Both companies reviewed their prices after BP and Caltex hiked the cost of petrol by 5 cents a litre today and diesel by 3c a litre - the second price rise in a week.

Shell and Mobil's move puts their price of 91 unleaded up to $1.80.9 a litre, compared to $1.82.9 at BP and Caltex. diesel is $1.15.9 a litre at the four companies.

Mobil spokesman Alan Bailey said the move was based on the local competitive retail market and general pressure on pricing.

Gull has not increased its prices, but plans to review them tomorrow morning, spokesman Graham Stirk told NZPA.

All the major petrol companies raised their petrol prices by 5 cents a litre on March 5.
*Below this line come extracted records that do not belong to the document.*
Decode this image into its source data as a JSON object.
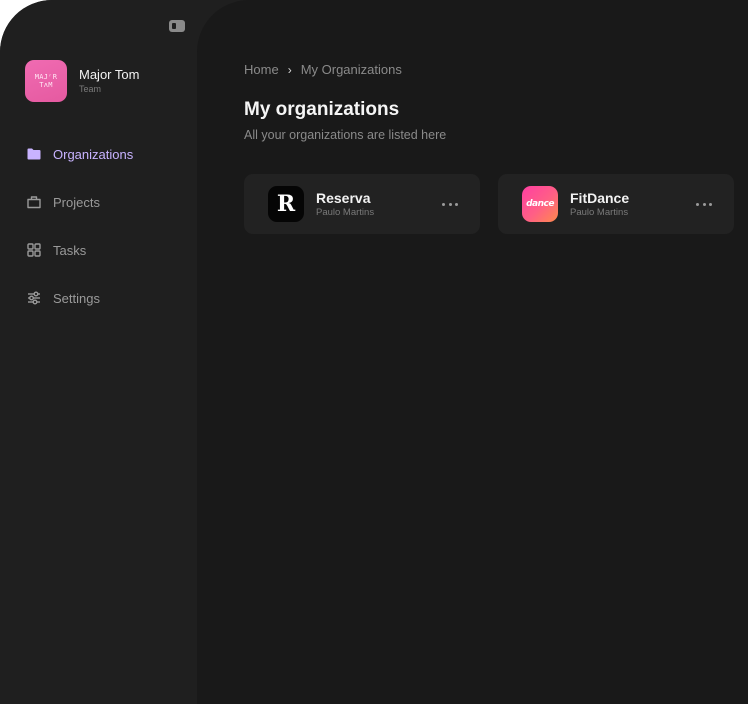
{
  "sidebar": {
    "profile": {
      "avatar_line1": "MAJʳR",
      "avatar_line2": "TʌM",
      "name": "Major Tom",
      "role": "Team"
    },
    "items": [
      {
        "label": "Organizations",
        "icon": "folder-icon",
        "active": true
      },
      {
        "label": "Projects",
        "icon": "briefcase-icon",
        "active": false
      },
      {
        "label": "Tasks",
        "icon": "grid-icon",
        "active": false
      },
      {
        "label": "Settings",
        "icon": "sliders-icon",
        "active": false
      }
    ]
  },
  "breadcrumb": {
    "home": "Home",
    "current": "My Organizations"
  },
  "page": {
    "title": "My organizations",
    "subtitle": "All your organizations are listed here"
  },
  "organizations": [
    {
      "name": "Reserva",
      "owner": "Paulo Martins",
      "logo_letter": "R"
    },
    {
      "name": "FitDance",
      "owner": "Paulo Martins",
      "logo_text": "dance"
    }
  ],
  "colors": {
    "accent": "#c8b3ff",
    "sidebar_bg": "#1f1f1f",
    "main_bg": "#191919",
    "card_bg": "#222222",
    "avatar_pink": "#f06bb2"
  }
}
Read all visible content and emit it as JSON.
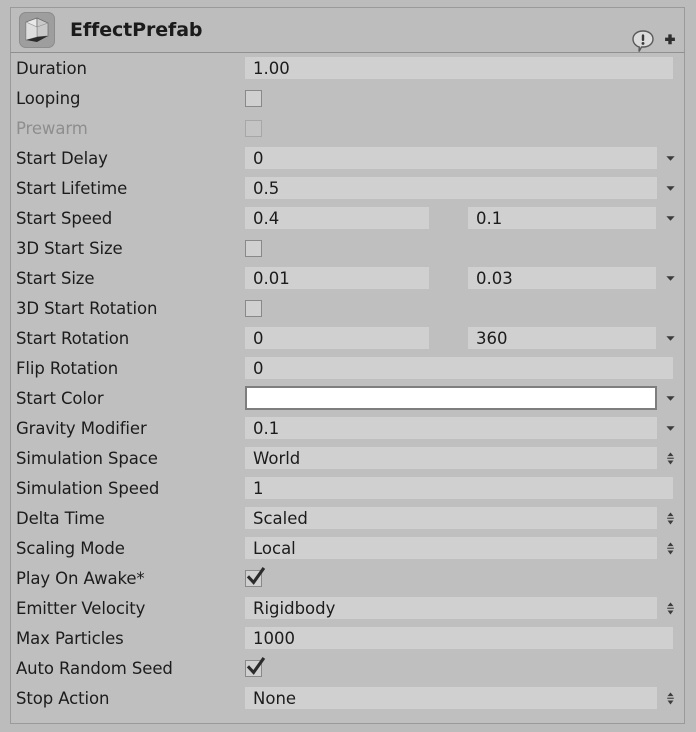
{
  "header": {
    "title": "EffectPrefab",
    "icon": "prefab-cube-icon",
    "help_icon": "help-speech-bubble-icon",
    "add_icon": "plus-icon"
  },
  "colors": {
    "panel_background": "#bcbcbc",
    "body_background": "#bfbfbf",
    "field_background": "#d0d0d0",
    "label_text": "#1c1c1c",
    "label_disabled_text": "#8e8e8e",
    "start_color_swatch": "#ffffff",
    "border": "#9a9a9a"
  },
  "rows": [
    {
      "label": "Duration",
      "type": "text",
      "value": "1.00",
      "indicator": "none"
    },
    {
      "label": "Looping",
      "type": "checkbox",
      "checked": false,
      "indicator": "none"
    },
    {
      "label": "Prewarm",
      "type": "checkbox",
      "checked": false,
      "disabled": true,
      "indicator": "none"
    },
    {
      "label": "Start Delay",
      "type": "text",
      "value": "0",
      "indicator": "caret"
    },
    {
      "label": "Start Lifetime",
      "type": "text",
      "value": "0.5",
      "indicator": "caret"
    },
    {
      "label": "Start Speed",
      "type": "pair",
      "value": "0.4",
      "value2": "0.1",
      "indicator": "caret"
    },
    {
      "label": "3D Start Size",
      "type": "checkbox",
      "checked": false,
      "indicator": "none"
    },
    {
      "label": "Start Size",
      "type": "pair",
      "value": "0.01",
      "value2": "0.03",
      "indicator": "caret"
    },
    {
      "label": "3D Start Rotation",
      "type": "checkbox",
      "checked": false,
      "indicator": "none"
    },
    {
      "label": "Start Rotation",
      "type": "pair",
      "value": "0",
      "value2": "360",
      "indicator": "caret"
    },
    {
      "label": "Flip Rotation",
      "type": "text",
      "value": "0",
      "indicator": "none"
    },
    {
      "label": "Start Color",
      "type": "color",
      "value": "#ffffff",
      "indicator": "caret"
    },
    {
      "label": "Gravity Modifier",
      "type": "text",
      "value": "0.1",
      "indicator": "caret"
    },
    {
      "label": "Simulation Space",
      "type": "popup",
      "value": "World",
      "indicator": "updown"
    },
    {
      "label": "Simulation Speed",
      "type": "text",
      "value": "1",
      "indicator": "none"
    },
    {
      "label": "Delta Time",
      "type": "popup",
      "value": "Scaled",
      "indicator": "updown"
    },
    {
      "label": "Scaling Mode",
      "type": "popup",
      "value": "Local",
      "indicator": "updown"
    },
    {
      "label": "Play On Awake*",
      "type": "checkbox",
      "checked": true,
      "indicator": "none"
    },
    {
      "label": "Emitter Velocity",
      "type": "popup",
      "value": "Rigidbody",
      "indicator": "updown"
    },
    {
      "label": "Max Particles",
      "type": "text",
      "value": "1000",
      "indicator": "none"
    },
    {
      "label": "Auto Random Seed",
      "type": "checkbox",
      "checked": true,
      "indicator": "none"
    },
    {
      "label": "Stop Action",
      "type": "popup",
      "value": "None",
      "indicator": "updown"
    }
  ]
}
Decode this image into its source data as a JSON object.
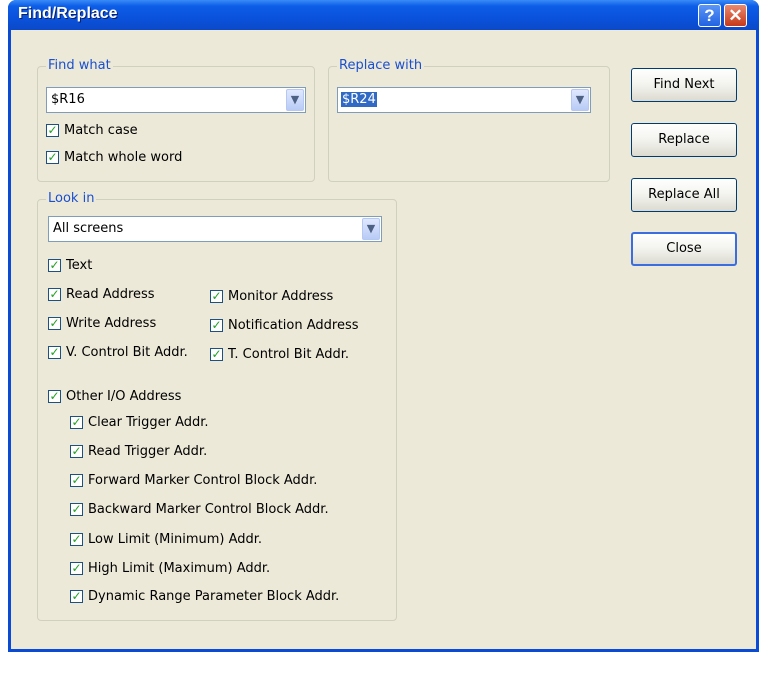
{
  "window": {
    "title": "Find/Replace",
    "help_label": "?",
    "close_label": "✕"
  },
  "find": {
    "legend": "Find what",
    "value": "$R16",
    "match_case": "Match case",
    "match_whole_word": "Match whole word"
  },
  "replace": {
    "legend": "Replace with",
    "value": "$R24"
  },
  "look_in": {
    "legend": "Look in",
    "scope": "All screens",
    "text": "Text",
    "read_address": "Read Address",
    "monitor_address": "Monitor Address",
    "write_address": "Write Address",
    "notification_address": "Notification Address",
    "v_control_bit": "V. Control Bit Addr.",
    "t_control_bit": "T. Control Bit Addr.",
    "other_io": "Other I/O Address",
    "clear_trigger": "Clear Trigger Addr.",
    "read_trigger": "Read Trigger Addr.",
    "forward_marker": "Forward Marker Control Block Addr.",
    "backward_marker": "Backward Marker Control Block Addr.",
    "low_limit": "Low Limit (Minimum) Addr.",
    "high_limit": "High Limit (Maximum) Addr.",
    "dynamic_range": "Dynamic Range Parameter Block Addr."
  },
  "buttons": {
    "find_next": "Find Next",
    "replace": "Replace",
    "replace_all": "Replace All",
    "close": "Close"
  },
  "icons": {
    "check": "✓",
    "dropdown": "▼"
  },
  "colors": {
    "accent": "#0a4bd6",
    "legend": "#1a4fd0",
    "dialog_bg": "#ece9d8"
  }
}
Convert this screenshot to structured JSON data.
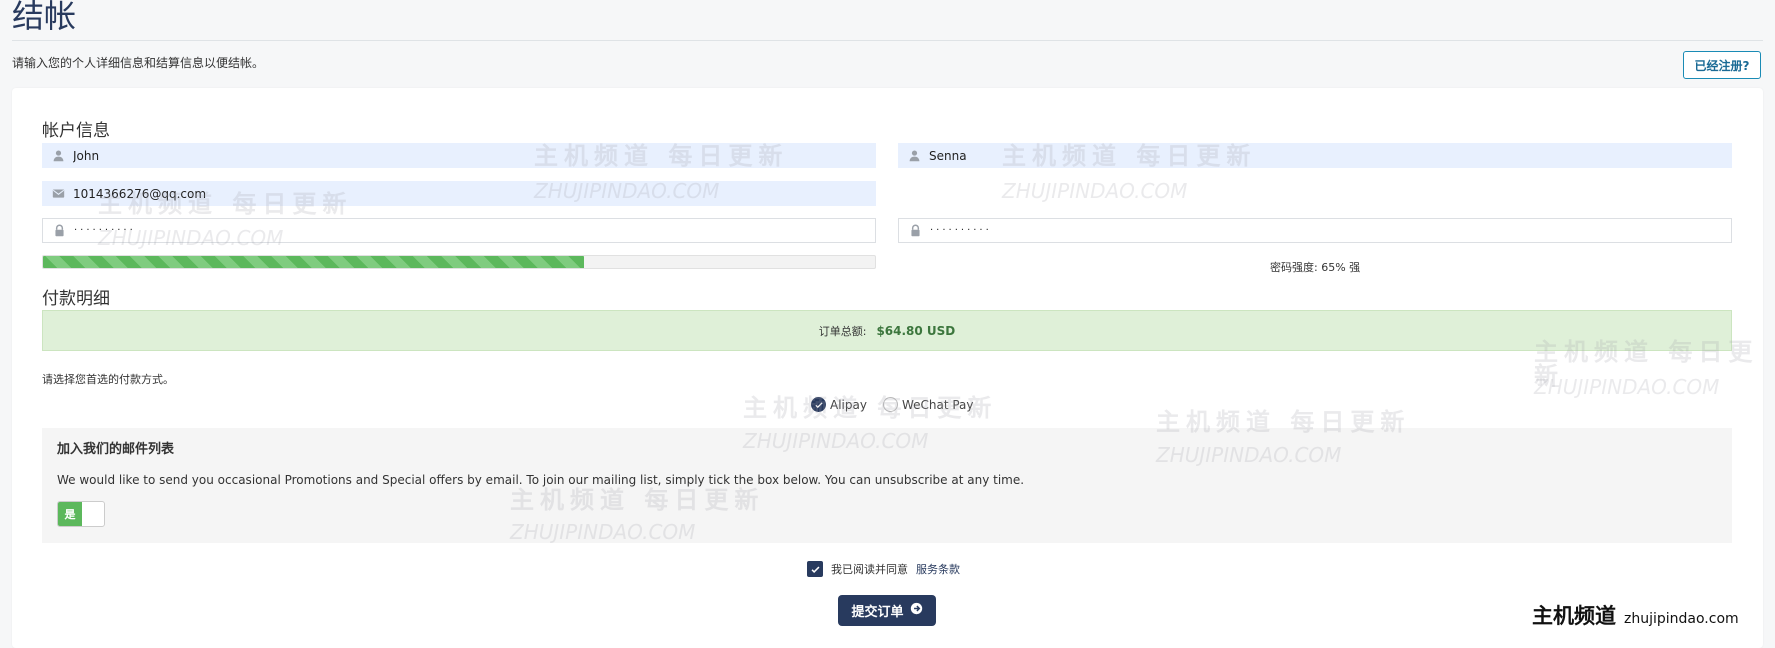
{
  "header": {
    "title": "结帐",
    "subtitle": "请输入您的个人详细信息和结算信息以便结帐。",
    "login_button": "已经注册?"
  },
  "account": {
    "section_title": "帐户信息",
    "first_name": "John",
    "last_name": "Senna",
    "email": "1014366276@qq.com",
    "password_mask": "··········",
    "confirm_password_mask": "··········",
    "strength_percent": 65,
    "strength_text": "密码强度: 65% 强"
  },
  "payment": {
    "section_title": "付款明细",
    "total_label": "订单总额:",
    "total_value": "$64.80 USD",
    "method_prompt": "请选择您首选的付款方式。",
    "methods": [
      {
        "label": "Alipay",
        "selected": true
      },
      {
        "label": "WeChat Pay",
        "selected": false
      }
    ]
  },
  "mailing": {
    "title": "加入我们的邮件列表",
    "description": "We would like to send you occasional Promotions and Special offers by email. To join our mailing list, simply tick the box below. You can unsubscribe at any time.",
    "toggle_on_label": "是"
  },
  "terms": {
    "text": "我已阅读并同意",
    "link": "服务条款"
  },
  "submit": {
    "label": "提交订单"
  },
  "watermark": {
    "zh": "主机频道 每日更新",
    "en": "ZHUJIPINDAO.COM"
  },
  "brand": {
    "zh": "主机频道",
    "en": "zhujipindao.com"
  },
  "colors": {
    "primary": "#283a5e",
    "success": "#5cb85c",
    "info_border": "#1a8bb5",
    "total_bg": "#dff0d8"
  }
}
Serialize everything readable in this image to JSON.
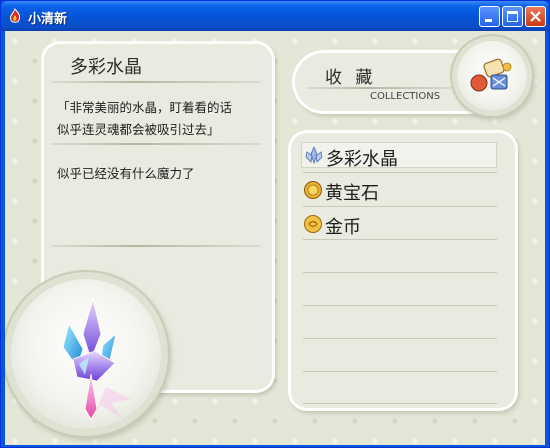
{
  "window": {
    "title": "小清新",
    "icon": "app-flame-icon",
    "controls": [
      "minimize-icon",
      "maximize-icon",
      "close-icon"
    ]
  },
  "item_detail": {
    "name": "多彩水晶",
    "quote_line1": "「非常美丽的水晶，盯着看的话",
    "quote_line2": "似乎连灵魂都会被吸引过去」",
    "description": "似乎已经没有什么魔力了",
    "image": "crystal-cluster-image"
  },
  "collections": {
    "title": "收 藏",
    "subtitle": "COLLECTIONS",
    "icon": "collection-toys-icon",
    "items": [
      {
        "label": "多彩水晶",
        "icon": "crystal-icon",
        "selected": true
      },
      {
        "label": "黄宝石",
        "icon": "topaz-coin-icon",
        "selected": false
      },
      {
        "label": "金币",
        "icon": "gold-coin-icon",
        "selected": false
      }
    ]
  },
  "colors": {
    "titlebar": "#0553d4",
    "panel": "#e9ebe0",
    "background": "#e4e7d7"
  }
}
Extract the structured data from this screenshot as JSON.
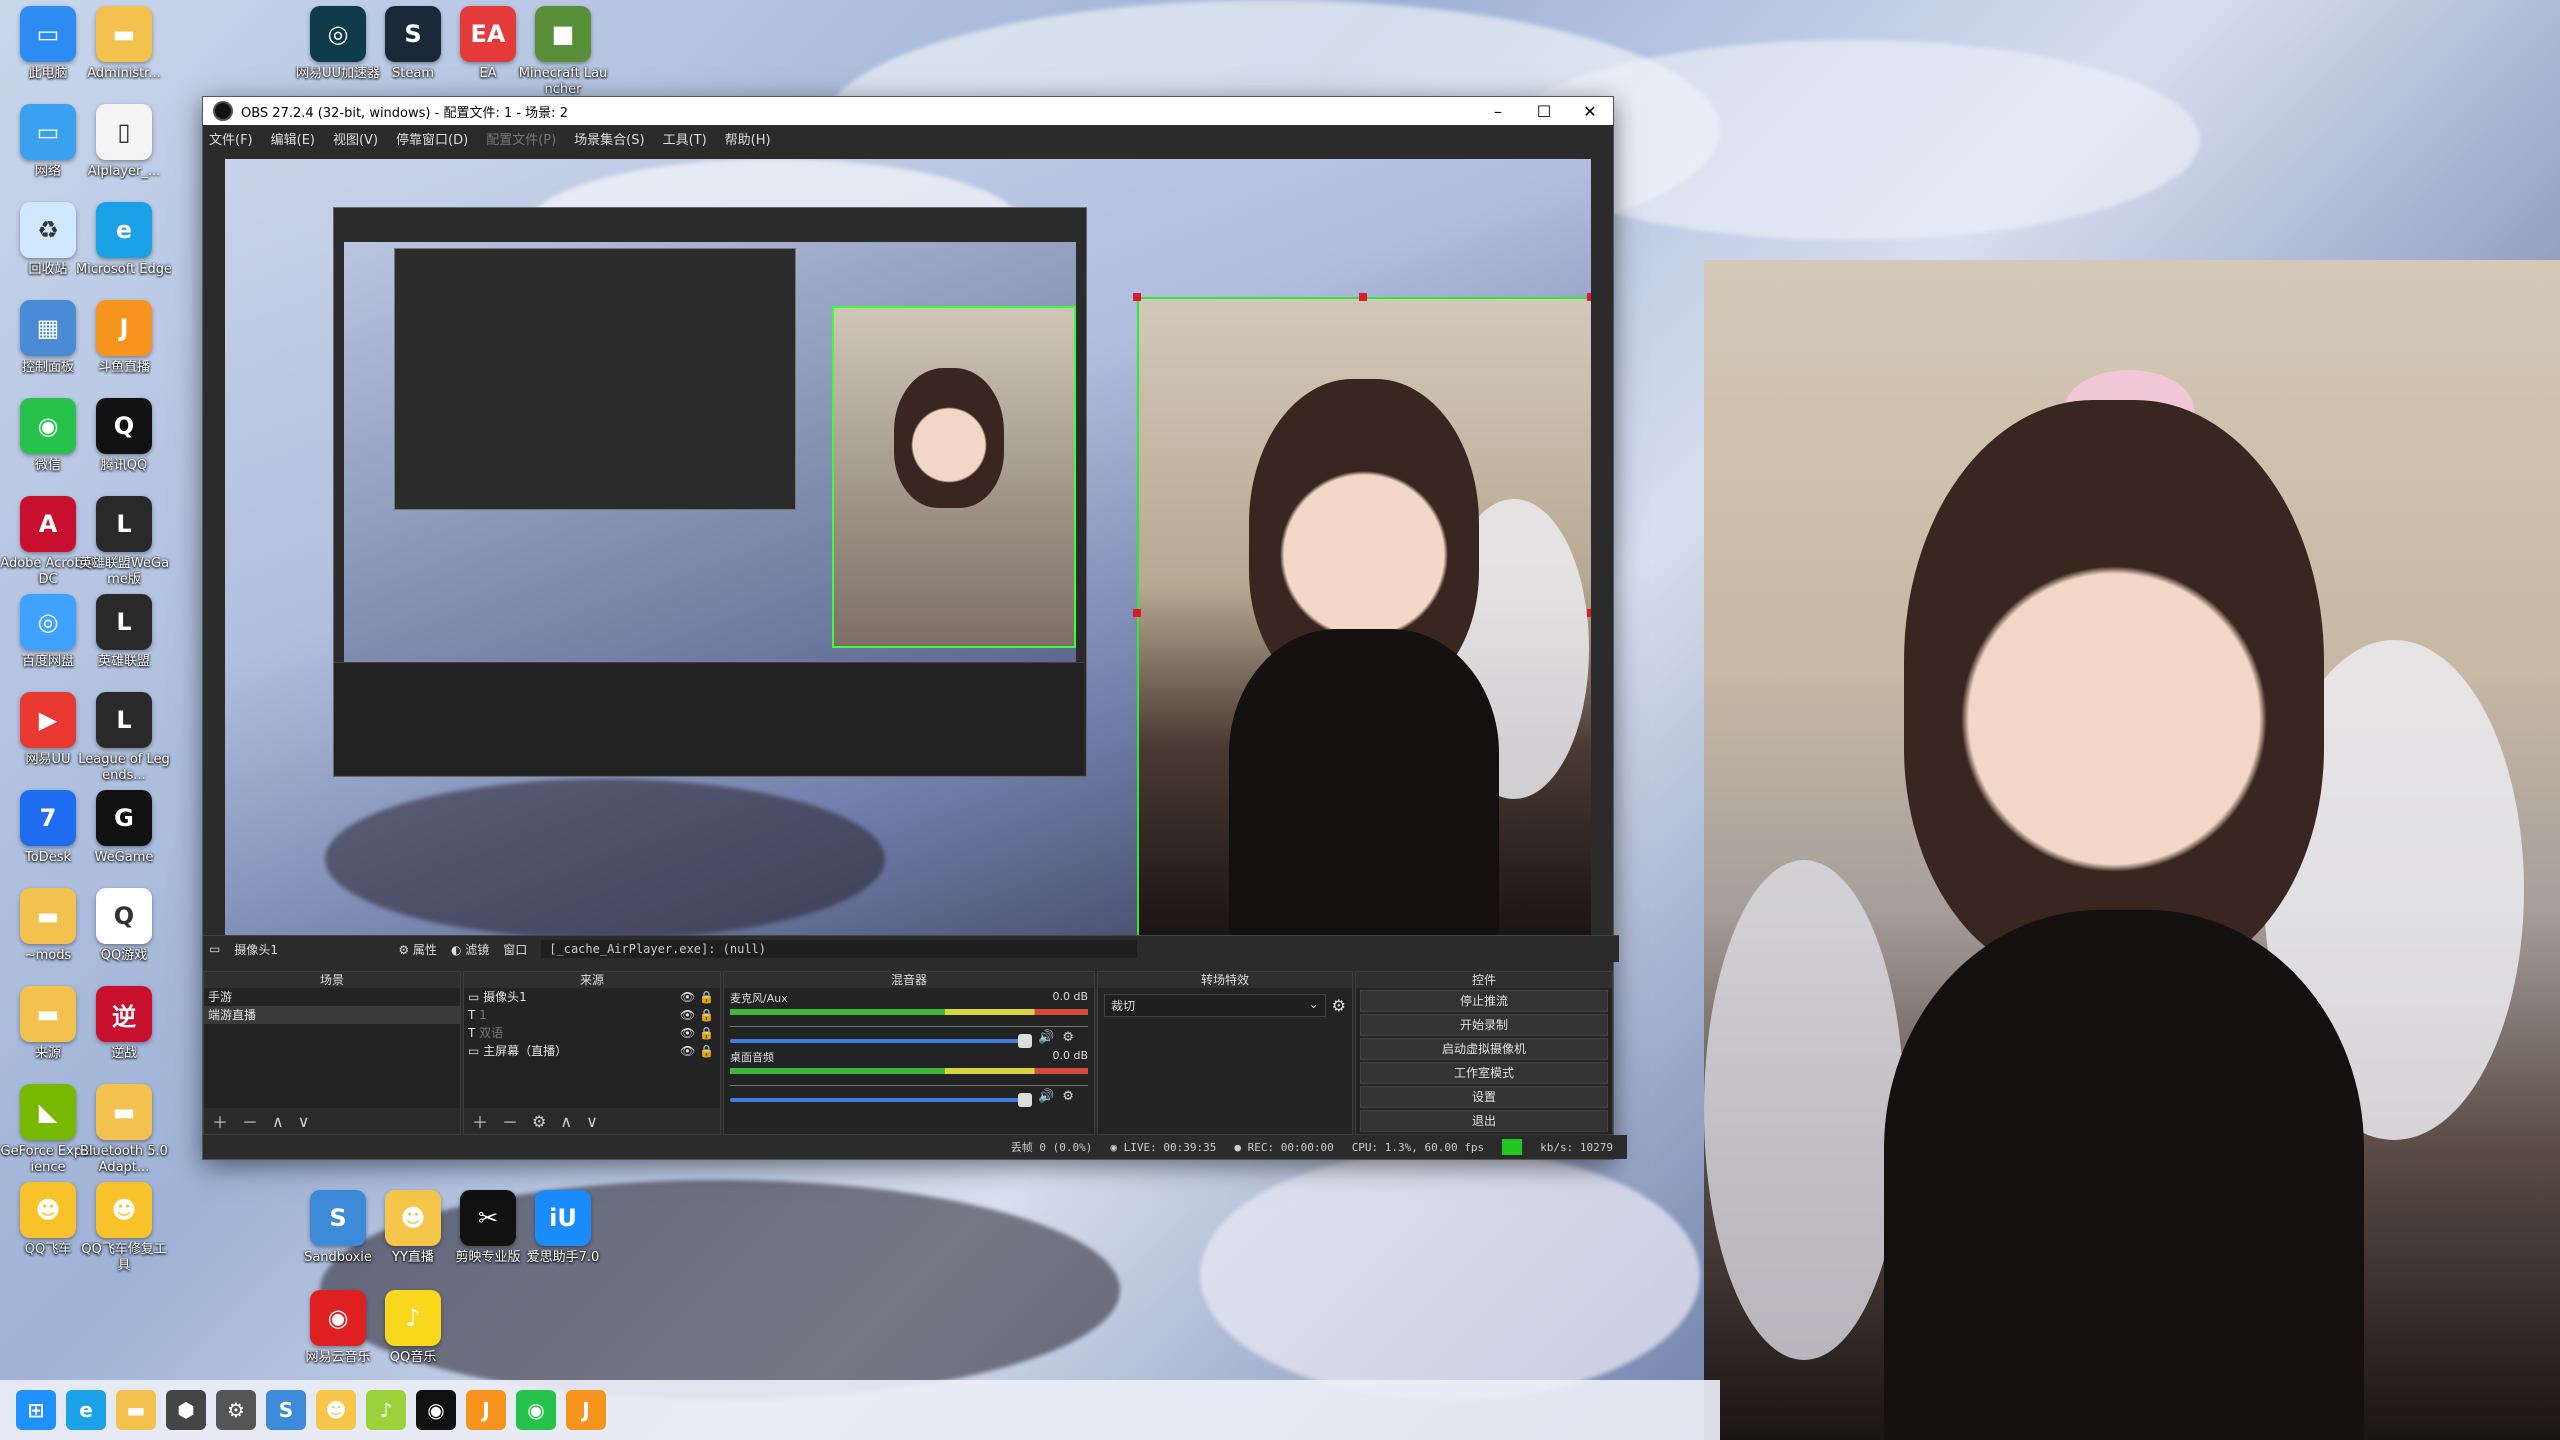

AA PetrolWatch spokesman Mark Stockdale told NZPA the weaker exchange rate was partly to blame for the price rise.

Petrol was "hitting an uncomfortable price point" and motorists would be feeling nervous after prices passed $1.80, he said.

Until the rises of last week retail fuel prices had remained unchanged since January 19, when they fell 3c a litre across the board.

Crude oil and refined petrol prices rose between 4 and 6 per cent during February, with refined diesel up 10 per cent - reducing oil company importers' margins.

In June 2008 there was a record fuel price jump of 12c per litre in just 48 hours. By the end of the month, petrol was selling at $2.11 per litre.

However, that was before the recession struck, and UBS Investment Bank senior economist Robin Clements doesn't think fuel prices will rise as high this time.

The price hikes brought renewed calls from the Green party for the Government to rein in its spending on roading infrastructure and target public transport.

Greens co-leader Russel Norman said a commitment by the Government to spend an additional $21 billion on roading infrastructure after 2012 was irresponsible when only $0.7b was tagged for alternatives.

Dr Norman said investment in roading, compared to alternatives such as light rail and bus lanes, was way out of kilter.

"Such a one-sided investment approach to managing our future mobility is economic mismanagement. There is no other way to describe it.

"For the person on the street, this will mean they'll have next to no alternative options for getting to work when oil prices become unaffordable for everyday transport. And this could happen very soon."

Dr Norman said a Shell head had this week said that the days of cheap oil appeared to be over.

He said the Government appeared to be putting its faith in the continued development of electric cars.

"But the new cars are expensive, their uptake will be slow, and they don't solve the problem of congestion or where the power will come from."